For the Washington proposal, we can look at the levels of wealth being considered. The 2023 proposal set $250 million as the threshold (taxing 1% of "financial intangible assets" beyond that threshold), while Inslee's proposal lowered it to $100 million. (Washington's wealth tax is notable in that it excludes tangible property, like real estate, while many others do not.) At the risk of stating the obvious: these are staggering amounts of money. Even at $50 million, you can imagine a household with three children and two parents where everyone has $10 million all to themselves. Living off the income from this alone could get you something approaching $1 million a year. (Yes, these are long-term averages, and yes, let's be real: when you have a huge amount of money to ride out short-term market fluctuations, you can achieve those averages, or better.)

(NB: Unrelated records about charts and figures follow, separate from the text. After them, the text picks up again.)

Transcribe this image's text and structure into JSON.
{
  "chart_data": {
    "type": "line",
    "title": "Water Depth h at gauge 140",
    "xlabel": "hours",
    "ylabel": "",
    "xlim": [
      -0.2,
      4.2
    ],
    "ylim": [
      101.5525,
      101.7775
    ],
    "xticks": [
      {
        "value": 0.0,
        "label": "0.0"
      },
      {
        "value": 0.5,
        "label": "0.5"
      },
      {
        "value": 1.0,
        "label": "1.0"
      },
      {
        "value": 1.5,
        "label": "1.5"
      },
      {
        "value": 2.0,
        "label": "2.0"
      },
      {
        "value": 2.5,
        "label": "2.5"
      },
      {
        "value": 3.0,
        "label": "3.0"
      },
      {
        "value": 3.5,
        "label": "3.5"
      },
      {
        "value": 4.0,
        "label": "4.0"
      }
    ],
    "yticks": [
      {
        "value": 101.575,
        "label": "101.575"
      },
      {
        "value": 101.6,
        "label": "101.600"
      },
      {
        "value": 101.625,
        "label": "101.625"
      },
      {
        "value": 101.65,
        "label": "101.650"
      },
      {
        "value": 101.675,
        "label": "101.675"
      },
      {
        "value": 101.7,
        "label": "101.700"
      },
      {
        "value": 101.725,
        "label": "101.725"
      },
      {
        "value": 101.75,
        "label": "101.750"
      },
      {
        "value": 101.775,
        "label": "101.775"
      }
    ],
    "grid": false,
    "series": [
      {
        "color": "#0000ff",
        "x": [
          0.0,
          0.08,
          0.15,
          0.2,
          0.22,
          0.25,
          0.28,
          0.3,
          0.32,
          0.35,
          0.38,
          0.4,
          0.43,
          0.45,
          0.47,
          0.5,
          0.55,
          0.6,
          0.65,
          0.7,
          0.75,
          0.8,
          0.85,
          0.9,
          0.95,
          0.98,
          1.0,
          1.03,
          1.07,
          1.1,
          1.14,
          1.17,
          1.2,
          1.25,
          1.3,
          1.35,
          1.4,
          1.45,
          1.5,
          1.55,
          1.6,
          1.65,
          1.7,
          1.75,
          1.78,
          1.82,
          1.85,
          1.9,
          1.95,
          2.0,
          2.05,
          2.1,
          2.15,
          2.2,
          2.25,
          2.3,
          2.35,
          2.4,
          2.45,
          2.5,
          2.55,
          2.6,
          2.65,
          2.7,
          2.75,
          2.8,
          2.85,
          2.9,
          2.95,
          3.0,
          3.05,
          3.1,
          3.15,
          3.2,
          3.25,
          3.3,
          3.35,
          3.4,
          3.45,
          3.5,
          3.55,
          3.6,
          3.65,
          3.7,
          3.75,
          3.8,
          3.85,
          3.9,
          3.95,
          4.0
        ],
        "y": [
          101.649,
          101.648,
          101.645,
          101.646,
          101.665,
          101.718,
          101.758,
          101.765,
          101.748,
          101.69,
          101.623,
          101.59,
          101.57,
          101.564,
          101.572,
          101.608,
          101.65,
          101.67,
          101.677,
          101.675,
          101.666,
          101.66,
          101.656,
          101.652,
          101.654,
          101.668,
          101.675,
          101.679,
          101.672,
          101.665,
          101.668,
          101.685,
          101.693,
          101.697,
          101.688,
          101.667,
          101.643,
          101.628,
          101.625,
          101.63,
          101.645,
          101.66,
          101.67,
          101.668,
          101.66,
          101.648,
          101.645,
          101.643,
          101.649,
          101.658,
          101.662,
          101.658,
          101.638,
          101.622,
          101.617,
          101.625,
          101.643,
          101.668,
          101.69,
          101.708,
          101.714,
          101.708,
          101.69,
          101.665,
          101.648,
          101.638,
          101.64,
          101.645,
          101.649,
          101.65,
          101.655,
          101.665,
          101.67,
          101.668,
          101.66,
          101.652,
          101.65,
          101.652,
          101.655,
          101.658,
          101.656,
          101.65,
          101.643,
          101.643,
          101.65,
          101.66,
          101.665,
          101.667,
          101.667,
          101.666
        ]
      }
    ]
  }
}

Now, let's talk about the 1% number. Many people with "mere" millions will pay this much for a financial advisor. Private foundations are legally required to pay out 5% of their assets per year. This should tell us a few things: first, that this is not an unreasonable amount of money to assess. Second, if there is pushback against surrendering 1% of wealth to the public good, it seems suspect that an appreciable amount of that money would end up in a foundation where it was subject to the 5% rule. So the alternative is to just have it sit there, making more money for its owner.

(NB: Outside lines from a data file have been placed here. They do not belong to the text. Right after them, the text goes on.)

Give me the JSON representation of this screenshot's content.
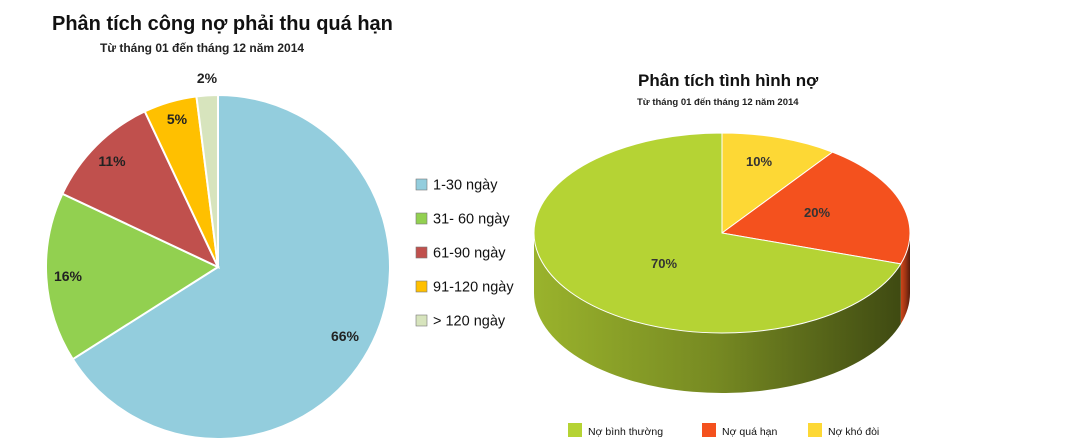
{
  "chart_data": [
    {
      "type": "pie",
      "title": "Phân tích công nợ phải thu quá hạn",
      "subtitle": "Từ tháng 01 đến tháng 12 năm 2014",
      "categories": [
        "1-30 ngày",
        "31- 60 ngày",
        "61-90 ngày",
        "91-120 ngày",
        "> 120 ngày"
      ],
      "values": [
        66,
        16,
        11,
        5,
        2
      ],
      "data_labels": [
        "66%",
        "16%",
        "11%",
        "5%",
        "2%"
      ],
      "colors": [
        "#93CDDD",
        "#92D050",
        "#C0504D",
        "#FFC000",
        "#D7E4BD"
      ],
      "legend": "right"
    },
    {
      "type": "pie",
      "title": "Phân tích tình hình nợ",
      "subtitle": "Từ tháng 01 đến tháng 12 năm 2014",
      "categories": [
        "Nợ bình thường",
        "Nợ quá hạn",
        "Nợ khó đòi"
      ],
      "values": [
        70,
        20,
        10
      ],
      "data_labels": [
        "70%",
        "20%",
        "10%"
      ],
      "colors": [
        "#B5D334",
        "#F4511E",
        "#FDD835"
      ],
      "legend": "bottom"
    }
  ]
}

As with the capital gains tax, critics of a wealth tax often express concern that it will cause wealthy people to depart the state. At a time when the malign influence of wealth on politics should be readily apparent, this frames up a fairly stark moral question. This "capital flight" risk is essentially an extortionary declaration: "let us stay here and we might give you some of our wealth, but don't tell us what to do with [1% of] it or we'll leave". On top of that, there's really no getting around the fundamentally undemocratic nature of extreme wealth. Even if it is being held by someone whose values happen to align with yours, there's no accountability beyond what comes voluntarily.
Another critique is the idea of a liquidity problem: that people have this money, but it is tied up in assets that are hard to exchange for cash (in order to pay the tax). This one doesn't really hold up for me, either. When we are talking about staggering amounts of money, all kinds of financial instruments are available for borrowing. It also doesn't seem to be a problem in practice, with prominent folks having no trouble achieving the liquidity to buy private islands (or elections). In more prosaic territory, is it too much to ask for people to also simply plan ahead? Either directly, or through the well-compensated financial advisor we discussed above. If you're really worried about retaining voting control of a company while liquidating shares, well, there are ways around that, too.
These arguments have all been made before. Other countries have gone back and forth on wealth taxes (fortunately for Washington; it can learn from them), but the primary objections tend to be capital flight, administrative difficulty, and low resulting revenue. We've discussed capital flight already. While not minimizing the problem, the Washington Department of Revenue projects that it would be able to administer such a tax. As for the final concern, no one is imagining that this will fix Washington's budget or tax structure (still 2nd most regressive in the country!) on its own. Complex problems require combinations of different approaches, and redistributing wealth from the top fraction of a percent of citizens seems like a very reasonable tool to deploy.
Here are this week's invitations:
Personal: The 2023 bill targets four areas for funding: education, housing, disability justice funding, and low-income tax credits. What public good can you imagine using progressive revenue to fund?
Communal: How can we promote a culture of generosity and abundance, rather than scarcity?
Solidarity: Support the Economic Opportunity Institute and their work to embed the values of fairness, care, and opportunity into the foundations of Washington State's economy.